South Korea closes B.C. school: 14 teachers caught in 'bureaucratic nightmare'
‘We have been treated like criminals': Move raises questions for other B.C. offshore schools
South Korean immigration officials are forcing the closure of an international school that teaches the B.C. curriculum and ordering 14 B.C.-certified teachers to leave the country, according to the B.C. government.
The Canada B.C. International School (CBIS) was suddenly ordered out of South Korea on April 11.
Immigration officials have ordered it to stay out for a year in the first phase of a crackdown on international schools.
B.C.'s Ministry of Education posted an update on the school on April 27.
It confirmed that "the school recently confirmed to the ministry that it did not have appropriate local licensing."
The post said improper visas have been revoked.
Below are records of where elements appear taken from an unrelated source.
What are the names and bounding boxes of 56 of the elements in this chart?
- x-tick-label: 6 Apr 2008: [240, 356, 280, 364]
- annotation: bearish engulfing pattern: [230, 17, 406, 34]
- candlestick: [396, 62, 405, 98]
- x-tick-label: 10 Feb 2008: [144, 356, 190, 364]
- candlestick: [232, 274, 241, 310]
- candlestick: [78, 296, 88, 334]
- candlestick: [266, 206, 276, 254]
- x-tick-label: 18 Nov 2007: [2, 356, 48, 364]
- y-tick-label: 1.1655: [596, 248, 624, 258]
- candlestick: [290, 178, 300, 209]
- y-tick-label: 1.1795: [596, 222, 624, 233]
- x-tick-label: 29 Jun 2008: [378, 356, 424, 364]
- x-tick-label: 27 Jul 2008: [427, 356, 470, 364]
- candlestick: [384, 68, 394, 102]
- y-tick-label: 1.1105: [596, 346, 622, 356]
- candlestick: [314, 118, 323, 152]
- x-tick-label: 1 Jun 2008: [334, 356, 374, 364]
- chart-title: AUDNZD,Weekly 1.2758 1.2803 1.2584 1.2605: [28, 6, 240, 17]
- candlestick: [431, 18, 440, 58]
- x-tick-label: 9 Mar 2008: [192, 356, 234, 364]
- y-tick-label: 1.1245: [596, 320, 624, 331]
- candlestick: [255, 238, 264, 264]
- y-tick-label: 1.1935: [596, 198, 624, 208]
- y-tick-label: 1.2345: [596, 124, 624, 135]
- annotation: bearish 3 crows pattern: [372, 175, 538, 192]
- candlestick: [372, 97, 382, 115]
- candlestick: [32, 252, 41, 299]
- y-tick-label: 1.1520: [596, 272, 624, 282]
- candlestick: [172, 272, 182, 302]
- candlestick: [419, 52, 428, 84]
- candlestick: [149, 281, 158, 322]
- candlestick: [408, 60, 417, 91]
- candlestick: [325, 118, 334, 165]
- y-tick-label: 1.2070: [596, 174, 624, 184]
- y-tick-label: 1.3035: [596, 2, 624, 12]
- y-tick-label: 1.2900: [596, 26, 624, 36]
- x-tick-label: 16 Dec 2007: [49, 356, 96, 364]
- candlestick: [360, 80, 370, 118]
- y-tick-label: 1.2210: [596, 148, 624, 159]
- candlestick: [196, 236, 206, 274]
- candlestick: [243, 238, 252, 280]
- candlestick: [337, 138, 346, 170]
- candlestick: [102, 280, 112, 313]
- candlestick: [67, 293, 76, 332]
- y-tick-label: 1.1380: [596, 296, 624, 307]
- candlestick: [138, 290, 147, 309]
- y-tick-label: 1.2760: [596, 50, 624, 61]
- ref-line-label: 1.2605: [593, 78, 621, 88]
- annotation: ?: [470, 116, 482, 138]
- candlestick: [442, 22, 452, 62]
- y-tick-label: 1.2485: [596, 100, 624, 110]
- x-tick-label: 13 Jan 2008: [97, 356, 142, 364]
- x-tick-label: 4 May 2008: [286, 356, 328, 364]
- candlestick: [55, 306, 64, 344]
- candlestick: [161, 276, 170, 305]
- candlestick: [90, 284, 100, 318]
Teachers begged the ministry for help. They now will be paid until June. Travel out of the country will be covered by the school, said the ministry on its website.
"We have been treated like criminals. We bear the brunt of this bureaucratic nightmare. Please let us understand how we can be left to be responsible for this," said Margaret Hwu, who teaches Grade 6 at the CBIS school in Seoul.
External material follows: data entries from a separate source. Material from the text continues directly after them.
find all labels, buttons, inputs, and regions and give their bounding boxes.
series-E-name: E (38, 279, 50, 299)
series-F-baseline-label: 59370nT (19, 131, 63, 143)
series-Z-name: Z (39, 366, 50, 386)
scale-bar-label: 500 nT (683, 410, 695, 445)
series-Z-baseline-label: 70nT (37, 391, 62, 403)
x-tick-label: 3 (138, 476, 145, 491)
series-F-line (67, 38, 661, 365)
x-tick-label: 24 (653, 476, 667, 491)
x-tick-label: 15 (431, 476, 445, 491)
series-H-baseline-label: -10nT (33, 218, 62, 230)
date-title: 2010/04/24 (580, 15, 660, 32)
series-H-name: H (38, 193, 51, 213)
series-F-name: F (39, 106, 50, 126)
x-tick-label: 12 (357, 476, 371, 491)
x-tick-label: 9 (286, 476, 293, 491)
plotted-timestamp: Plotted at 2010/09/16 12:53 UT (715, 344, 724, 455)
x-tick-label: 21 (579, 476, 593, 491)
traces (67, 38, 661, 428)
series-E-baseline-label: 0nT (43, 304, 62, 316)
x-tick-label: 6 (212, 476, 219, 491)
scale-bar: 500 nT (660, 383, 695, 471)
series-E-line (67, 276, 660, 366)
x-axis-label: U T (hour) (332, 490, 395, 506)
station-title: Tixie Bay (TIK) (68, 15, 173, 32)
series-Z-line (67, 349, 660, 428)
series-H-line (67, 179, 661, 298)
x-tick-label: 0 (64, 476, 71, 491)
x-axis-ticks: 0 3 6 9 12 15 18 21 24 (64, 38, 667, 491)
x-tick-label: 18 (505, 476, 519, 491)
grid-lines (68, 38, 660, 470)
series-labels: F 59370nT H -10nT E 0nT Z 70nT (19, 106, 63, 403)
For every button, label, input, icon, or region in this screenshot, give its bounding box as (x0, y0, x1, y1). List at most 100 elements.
CBIS staff say they need more help from Education Ministry officials after being ordered to leave South Korea within 30 days, despite holding federal government endorsed E-2 visas for ESL teachers.
Teachers are now being told these visas, which have been used in other offshore schools, are no longer sufficient.
Korean immigration officials have warned school staff the crackdown will hit other offshore Canadian schools, as teachers are required to have E-7 visas in order to be professionally accredited.
But federal advice on teaching English in Korea does not mention such a visa.
The CBIS school crackdown raises concerns about four other South Korean-based schools where many B.C. educators teach the B.C. curriculum using the the same work visas recently revoked by Korean immigration officials.
These schools license course material and stream revenue back to the province, part of an international student industry that provincially, in 2013, was worth $230-million — and more than $7-billion Canada-wide.
CBIS is one of 42 offshore schools where thousands of students follow the B.C. curriculum.
Five of these schools are in Korea and others operate in China and other countries.
CBIS, run by South Korean-based Han Jong Hee CBIS Corporation Ltd., has struggled with administrative issues, staff say.
"We tried our very best to keep everything together while the school was falling apart," Hwu said on the Skype video call.
She fears this will leave a permanent mark on all the teachers' passports, affecting future travel.
The 160-student school had recently been inspected under B.C's certified offshore school program.
"My heart goes out to these teachers. This program had the stamp of approval of the B.C. government," said BCTF president Glen Hansman, who called for accountability from ministry officials.
Visibly shaken teachers spoke out in a Skype session on April 14 with B.C. Ministry of Education administrators, including the executive director of International Education, Brian Jonker.
"We are trying to push for a speedy resolution," Jonker told the teachers.
Trouble began April 1 when two teachers were detained at the airport in South Korea.
Now, staff at the school have learned that the institution they thought was B.C.-approved was operating in a "legal grey zone."
While E-2 Visas are commonly used by foreign teachers at Korean Hagwon or "cram schools," where students study to improve test scores, the government has suddenly decided they are not appropriate for other schools, said Alexander Hebb, a Grade 5 teacher who sent an email to CBC.
"We were unaware that we were working in an illegal situation, as our employer obtained the visas for us. Some of us will be separated from families and friends we have formed in Korea over several years, but what concerns us deeply is that all B.C. offshore schools in South Korea are also operating illegally with E-2 visas."
He said immigration officials showed up at the school on April 11.
Teacher Robert Flower spent much of his life in South Korea and is engaged to be married to a South Korean woman.
Now, he says his future is in jeopardy.
Another teacher tearfully described how she was ordered out of her Grade 3 class to meet four immigration officials, driven an hour away and questioned for hours.
"I had to confess out loud to something I didn't do wrong. Now, I'm a criminal. My life is here, and it's about to be taken away from me because of something I didn't do," said Kristen Hendricks.
Global Affairs Canada responded April 28 saying they were aware of the matter but must respect that it is the sole prerogative of every country to determine who is allowed to exit or enter.
"Consular officials cannot intercede," said Natasha Nystrom, media relations officer for Global Affairs Canada in an email Friday.
The B.C. Liberals have not responded to calls so far.